I would like to see the Plan describe the detailed process of inclusive design more clearly. Inclusive environments are not just about buildings, but about the space between buildings, the quality of the social infrastructure, and our approach to masterplanning. It’s disappointing that the Plan mentions a new housing guidance document to replace the Housing Supplementary Planning Guidance (SPG) that is in line with current policy, but doesn’t recognise the need to refresh and update the Accessible London SPG. Our experience, sadly, is that inclusive design is still largely misunderstood by developers, clients and the construction industry.

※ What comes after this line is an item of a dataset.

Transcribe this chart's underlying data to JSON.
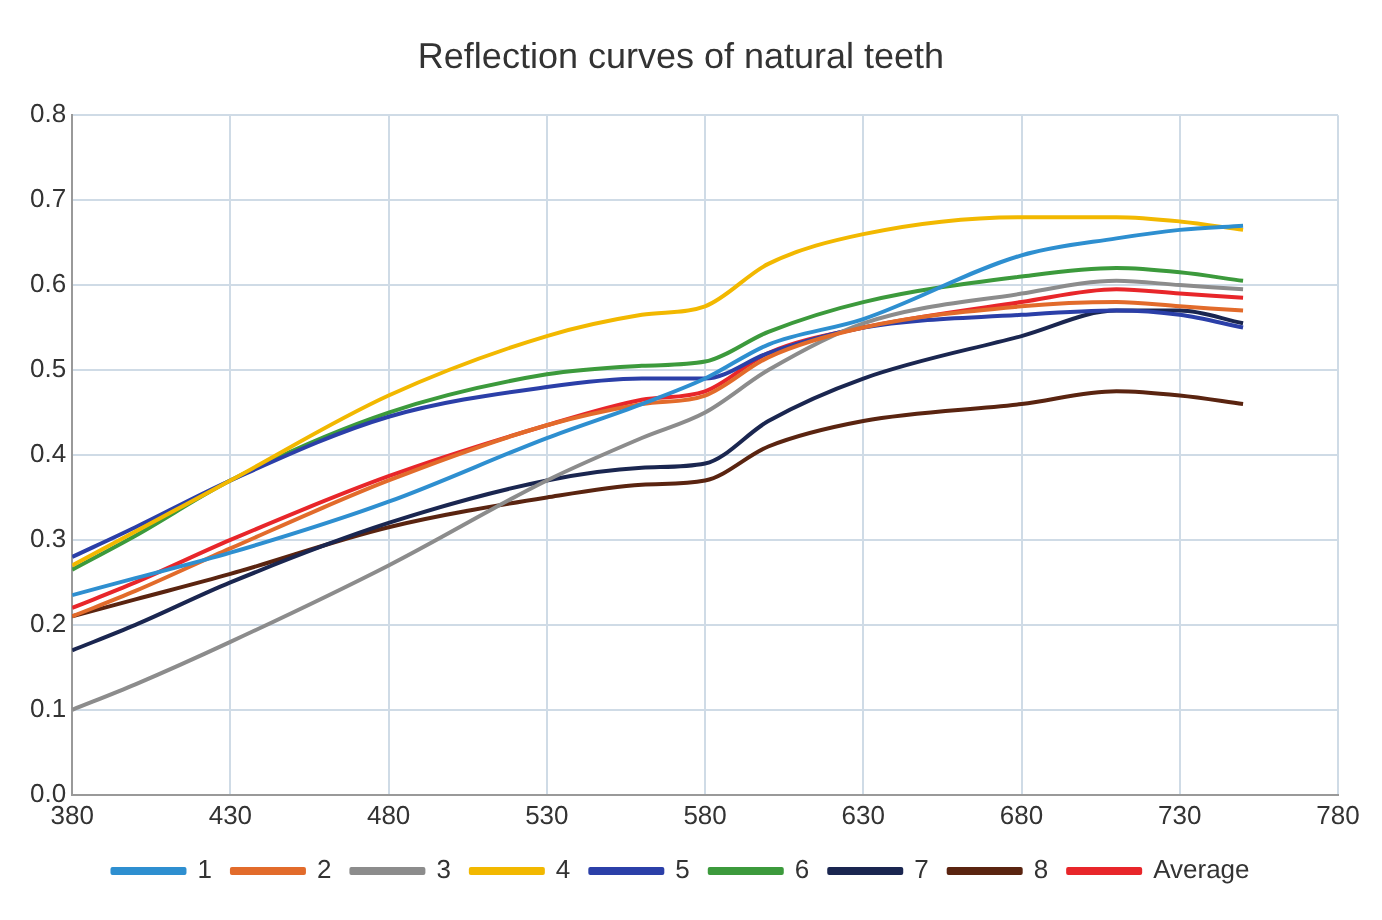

As someone from one of the country’s leading design consultancies, I recognise that the solution isn’t a question of simply referring to a building regulation or standard, but about the design process itself. I think the draft Plan is an important step forward and I’m looking forward to the debates in the EiP to help finalise this ambitious strategy.

The consultation ends this Friday 2 March 2018. This is the last chance to comment and influence the direction of the Plan before its Examination in Public.

* ‘Planning gain’ is a term applied to the provision by a developer of some additional benefit, which is offered to – or more usually requested by – the planning authority as an incentive or requirement for regulatory approval. It is not necessarily located on the development site.